Is renal tubular acidosis treated?

Update Date: Source: Network

summary

Renal tubular acidosis (RTA) is caused by the obstruction of the establishment of hydrogen ion (H +) gradient between the lumen and peritubular fluid of the distal renal tubule, or (and) the disturbance of the reabsorption of bicarbonate ions in the proximal renal tubule. Although some patients have renal tubular acidosis dysfunction, but there is no clinical manifestation of acidosis, it is called incomplete RTA. According to the lesion location and pathogenesis, RTA can be divided into proximal tubular RTA, hypokalemic distal tubular RTA and hyperkalemic distal tubular RTA. Now let's talk about the treatment of renal tubular acidosis?.

Is renal tubular acidosis treated?

First, to correct the acidosis, we should supplement the alkali agent, commonly used citric acid mixture. This mixture can not only supplement the alkali, but also reduce the formation of renal calculi and calcification. You can also take sodium bicarbonate.

Second: supplement potassium, often oral potassium citrate.

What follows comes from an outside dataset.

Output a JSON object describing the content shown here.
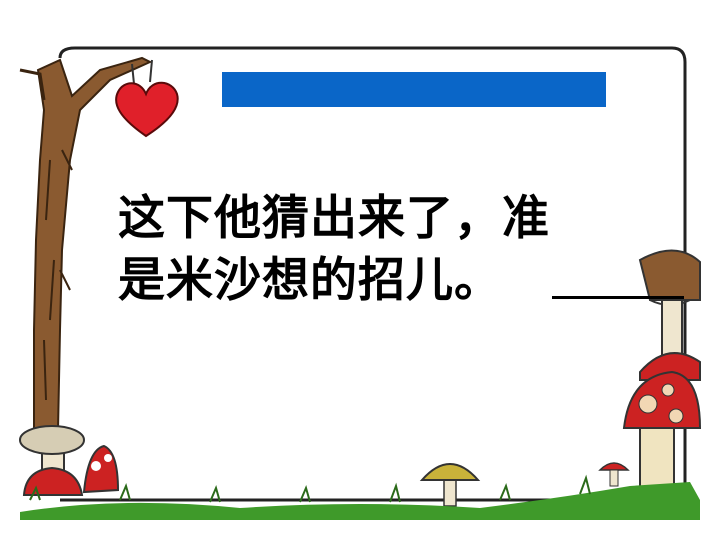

Third: prevention and treatment of renal calculi, renal calcification and bone diseases. After taking citrate mixture, urinary calcium will be mainly excreted in the form of calcium citrate, with high solubility, which can prevent renal calculi and calcification. Calcium and calcitriol should be used carefully in patients with severe bone disease without renal calcification.

matters needing attention

1. Hyperchloremic metabolic acidosis due to the obstruction of H + secreted by renal tubular epithelial cells into the lumen or the diffusion of H + in the lumen back to the periphery of the tube, the titratable acid and ammonium ion (NH -) in the urine of the patients decreased, the urine could not be acidified to pH < 5.5, the blood pH decreased and the serum chloride ion (C1 -) increased. However, the anion gap (Ag) is normal, which is different from other metabolic acidosis. 2. Hypokalemia is caused by the decrease of H + in the lumen, so that potassium ion (K +) can replace H + and exchange with sodium ion (Na +), so that K + can be excreted from the urine, leading to hypokalemia. Severe cases can cause hypokalemic paralysis, arrhythmia and hypokalemic nephropathy (polyuria and urine concentration dysfunction). 3. Calcium and phosphorus metabolism disorder acidosis can inhibit renal tubular calcium reabsorption, patients with high urine calcium, low blood calcium, and then secondary hyperparathyroidism, resulting in high urine phosphorus, low blood phosphorus. Severe disorder of calcium and phosphorus metabolism often leads to bone disease (bone pain, osteoporosis and bone deformity), renal calculi and renal calcification.